Comment transformer les comportements des citoyens et ceux des institutions ? Peu de personnes croient au changement, et nombreux sont ceux qui ne veulent pas que quoi que ce soit change.
Pour partager la rente, beaucoup trouvent leur compte et acceptent l’ordre des choses. Serait-ce l’incapacité des gouvernants à changer le fonctionnement des structures, l’absence d’une vision et d’un cap fixé, ou l’incapacité d’une population d’intégrer le changement à cause d’une inertie entretenue ?
Les miasmes de la mal-vie sont omniprésents : une histoire tronquée, une généalogie mutilée, mémoire, valeurs et patrimoine aussi ; un langage fait de béquilles, un arabe ni classique ni dialectal, un berbère minorisé par une histoire contrecarrée, un français décharné par sa criminalité, et enfin une culture rentière et prédatrice. Histoire d’un peuple mutilé par une africanité désincarnée, un arabisme passéiste nourri de bigoterie, une méditerranéité fermé à la mer et un occidentalisme porté par une douteuse colonisabilité. Celle-ci comme une gangrène se développe à travers le refus de se définir comme des Algériens. Nous sommes comme les lièvres d’une course dans laquelle l’Orient veut nous rattraper et l’Occident nous reléguer très loin.

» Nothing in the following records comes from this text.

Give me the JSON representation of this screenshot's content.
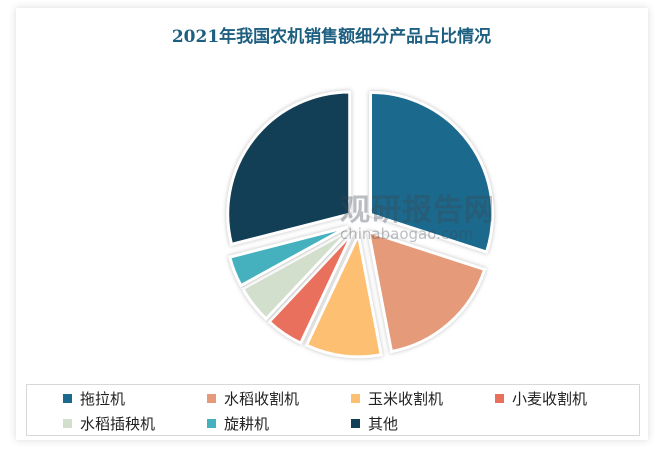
{
  "chart_data": {
    "type": "pie",
    "title": "2021年我国农机销售额细分产品占比情况",
    "categories": [
      "拖拉机",
      "水稻收割机",
      "玉米收割机",
      "小麦收割机",
      "水稻插秧机",
      "旋耕机",
      "其他"
    ],
    "values": [
      30,
      17,
      10,
      5,
      5,
      4,
      29
    ],
    "unit": "%",
    "colors": [
      "#1b6a8e",
      "#e59a7a",
      "#fdc072",
      "#e8705d",
      "#d3dfcd",
      "#45b1be",
      "#123f55"
    ],
    "exploded": true,
    "legend_position": "bottom"
  },
  "watermark": {
    "main": "观研报告网",
    "sub": "chinabaogao.com"
  }
}
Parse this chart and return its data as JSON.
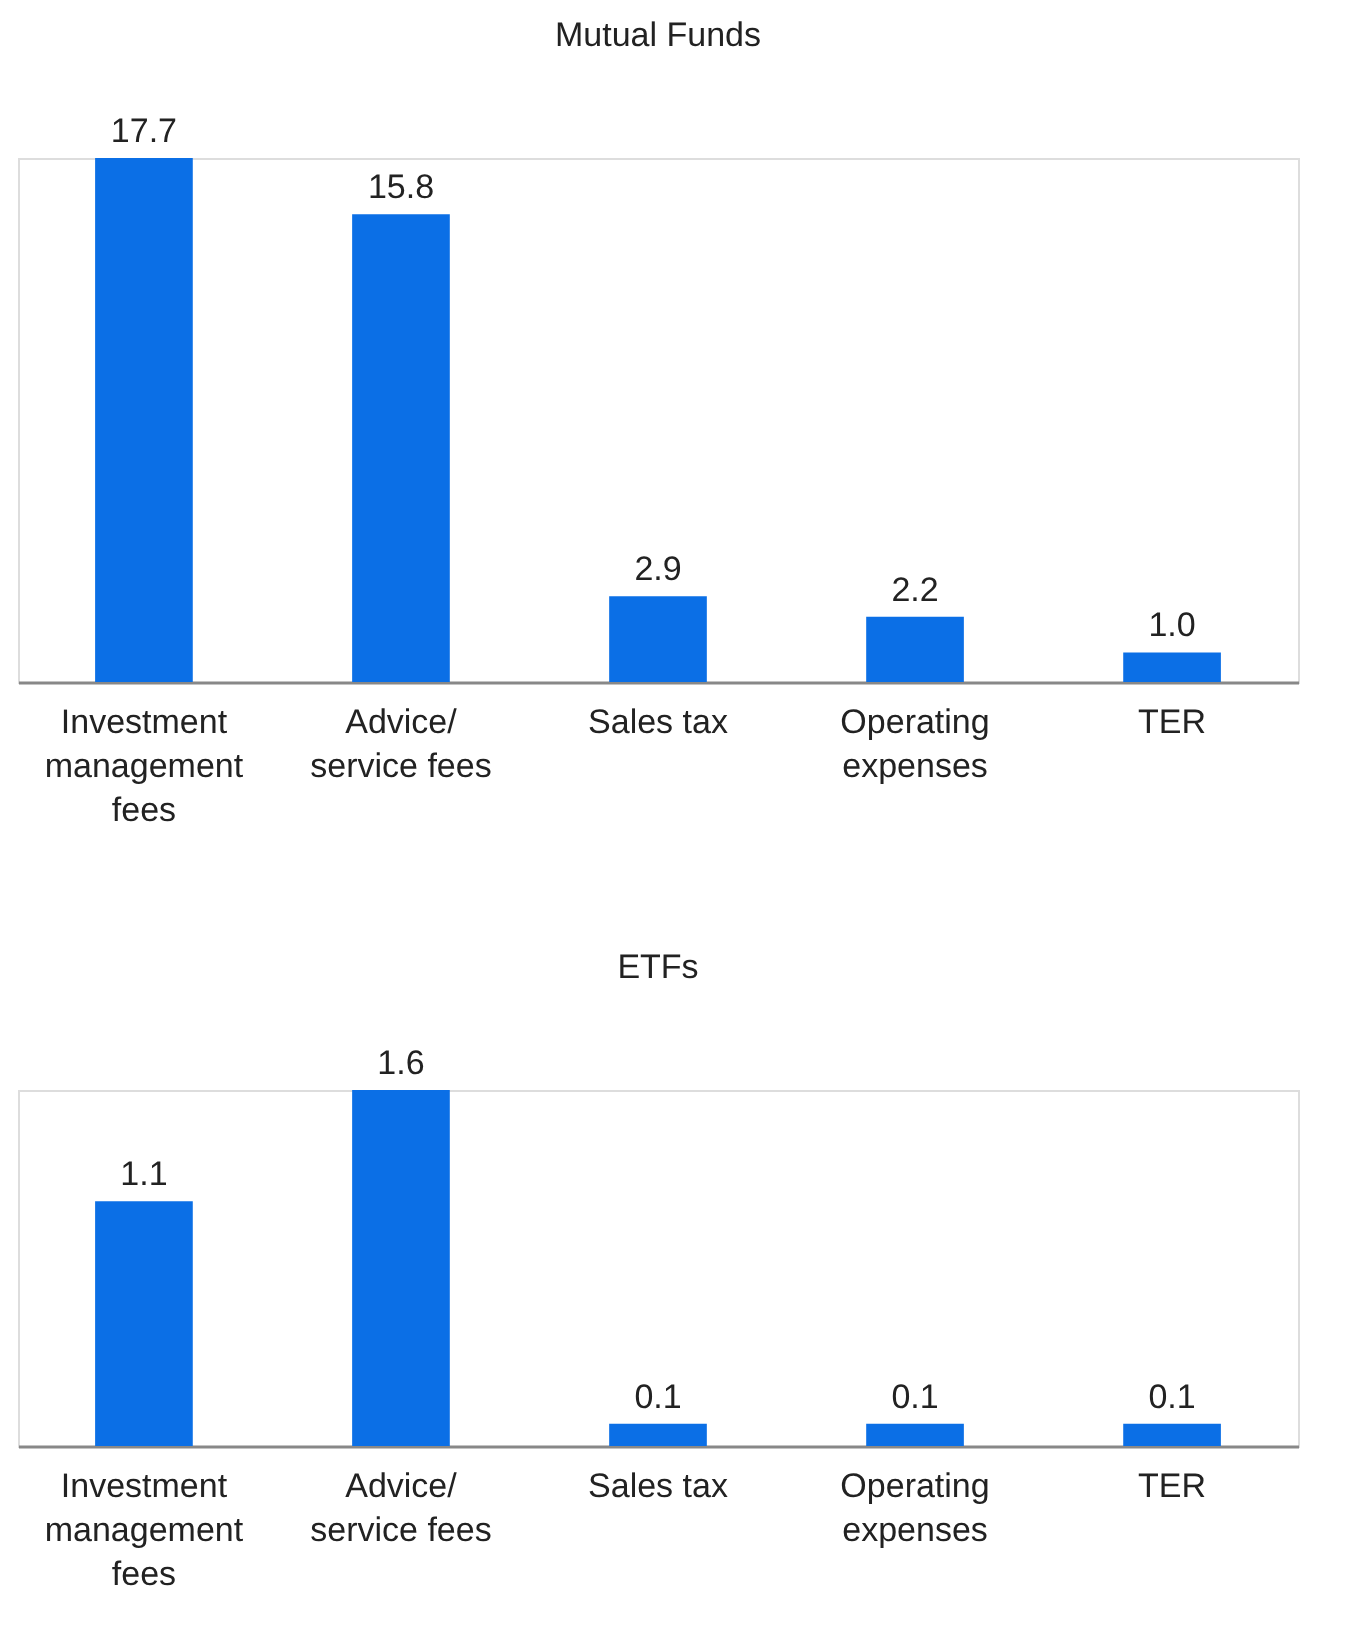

De quoi serions-nous prisonniers ? Aurions-nous des difficultés à assumer nos libertés d’être, de penser et d’agir ? Que ce soit au plan politique, économique, social ou culturel, dès qu’un individu s’élève au-dessus de la masse, dès qu’une tête dépasse, on s’empresse de la couper. Les coupeurs de têtes sont légion. Une mono-vision fixée sur un objectif dichotomique semble réductrice d’une société complexifiée par les cultures qui l’ont traversée et la travaillent.
L’Algérie agressée et souffrante mais debout et combattante, doit se remettre en question, se regarder dans un miroir, observer ses blessures ; voir les souillures qu’on a collé à sa peau, ces lambeaux de rien avec lesquels on a tenté de l’habiller.
Depuis Jugurtha que Rome assassina jusqu’à Zabana que la France guillotina, c’est le même sang qui fait de cette terre une terre d’hommes libres. Et c’est au nom de ses hommes et de ses femmes, de ses Larbi Ben M’hidi et de ses Hassiba Benbouali, que les Algériens se reconnaissant comme enfants légitimes de Hassiba et de Larbi, de Jugurtha et Kahina vont devoir reconnaître leur devenir.
Les gens qui s’entourent d’incapables, je doute de leurs capacités. Eviter d’avoir une culture artificielle.
Prétendre gouverner dans le reniement du Hirak, sans cap ni projet, vouloir détourner et orienter un peuple au nom de ce reniement, c’est méconnaître sa valeur.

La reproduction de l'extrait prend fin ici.